A reliable routine is a cornerstone of mental wellness. The unpredictability of the past two years — childcare closures, the back-and-forth of nontraditional instruction, pandemic-related shortages, and more — has upset our routines and introduced harmful stressors to our daily lives.
Those working in service and social sector jobs have felt this most keenly. They’ve logged overtime schedules for months in the face of short staffing and overwhelming demand. Traditional self-care hasn’t felt like a realistic option.
How can we expect our teachers, health care teams and service members to continue their critical work if they haven’t had time to resolve the traumas they are currently experiencing?
Our city’s helpers need help.
Louisville’s Trauma Resilient Communities (TRC) initiative, a program managed by the Office for Safe and Healthy Neighborhoods, implements trauma-sensitive care principles with help from participating ‘backbone’ organizations. Tapping into the wisdom of these principles can provide an anchor for struggling groups.
As a TRC backbone agency, Maryhurst – Kentucky’s oldest child welfare agency – employs several hundred staff who work with families in conflict and young survivors of abuse and neglect. We’ve made it a priority to train each team member – from therapists to administrative staff – in trauma-sensitive care.
While training can’t change the difficult circumstances and demanding schedule of a social sector career, it provides helpful practices and a lens for understanding one another. Trauma-sensitive care offers an approach that helps teams support each other within challenging environments. It encourages us to ask, “what happened to you?” and never “what’s wrong with you?” Perhaps most importantly, it teaches us to build resilience.
Relationships are the antidote to trauma. Forming close connections and building resiliency skills can improve our ability to cope with traumatic experiences. However, building resiliency and self-care routines must be intentional. Here are three tips in building resiliency that can bolster mental wellbeing for those feeling overwhelmed in their work:
- Broaden and lean on social supports and connections outside of work. Whether it’s through church, neighborhood associations or sports, groups play a large role in our lives. These supportive networks give us a safe place away from work to decompress.
- Build routines. You can’t routinize your whole life, but having a set wake up schedule or reserving a daily period for “partner time,” “best friend time” or “family time” sets boundaries and gives you something to look forward to each day.
- Practice gratitude and kindness. It may sound cliche but being kind can go a long way. There are neurobiological impacts to our brain when we demonstrate acts of kindness. And this goes beyond being kind to others; it means finding ways to prioritize our own wellbeing and happiness too. Physiologically and collectively, we benefit as a community when we take care of one another and ourselves – even in small, interpersonal doses.

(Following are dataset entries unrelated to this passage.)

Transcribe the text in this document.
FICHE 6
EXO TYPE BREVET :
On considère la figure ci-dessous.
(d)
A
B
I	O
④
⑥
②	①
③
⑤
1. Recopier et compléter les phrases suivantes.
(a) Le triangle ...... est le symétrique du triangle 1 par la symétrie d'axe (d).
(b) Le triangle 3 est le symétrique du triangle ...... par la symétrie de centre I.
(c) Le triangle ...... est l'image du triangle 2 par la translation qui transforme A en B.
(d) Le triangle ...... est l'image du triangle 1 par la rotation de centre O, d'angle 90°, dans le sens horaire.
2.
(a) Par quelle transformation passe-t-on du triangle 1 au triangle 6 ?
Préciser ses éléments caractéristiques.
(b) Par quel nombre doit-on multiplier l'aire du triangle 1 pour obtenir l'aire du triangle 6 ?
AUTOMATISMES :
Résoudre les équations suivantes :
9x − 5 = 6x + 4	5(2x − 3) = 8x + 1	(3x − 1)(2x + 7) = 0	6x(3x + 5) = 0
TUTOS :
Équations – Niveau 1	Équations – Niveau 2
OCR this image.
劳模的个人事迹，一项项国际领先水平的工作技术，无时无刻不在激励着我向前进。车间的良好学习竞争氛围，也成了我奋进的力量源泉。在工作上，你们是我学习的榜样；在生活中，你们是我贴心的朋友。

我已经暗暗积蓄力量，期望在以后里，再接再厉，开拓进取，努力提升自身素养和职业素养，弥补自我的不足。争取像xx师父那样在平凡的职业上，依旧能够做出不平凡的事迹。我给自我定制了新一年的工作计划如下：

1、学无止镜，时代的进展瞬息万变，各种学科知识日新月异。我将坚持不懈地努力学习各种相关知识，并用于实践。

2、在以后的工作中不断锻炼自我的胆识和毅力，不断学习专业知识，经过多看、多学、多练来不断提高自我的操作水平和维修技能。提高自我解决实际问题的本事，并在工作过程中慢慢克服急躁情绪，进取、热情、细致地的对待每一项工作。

These are more than mental health tips; these are exercises that strengthen zeal, or what we call ‘love in action.’ Zeal is an important trait and one of Maryhurst’s core values. Zeal is what keeps us motivated and gives us purpose when adversity strikes. It’s why we show up on the difficult days.
Zeal is the value that I hold most dear and what guides me in my work as a leader. And it’s the same value that helpers must continue to call upon in 2022, providing us with renewed strength, courage and resilience.
Often, taking that first step to reach out for help can be the most difficult, but please remember it’s not a sign of weakness. Your doctors, faith communities, and family members can support you.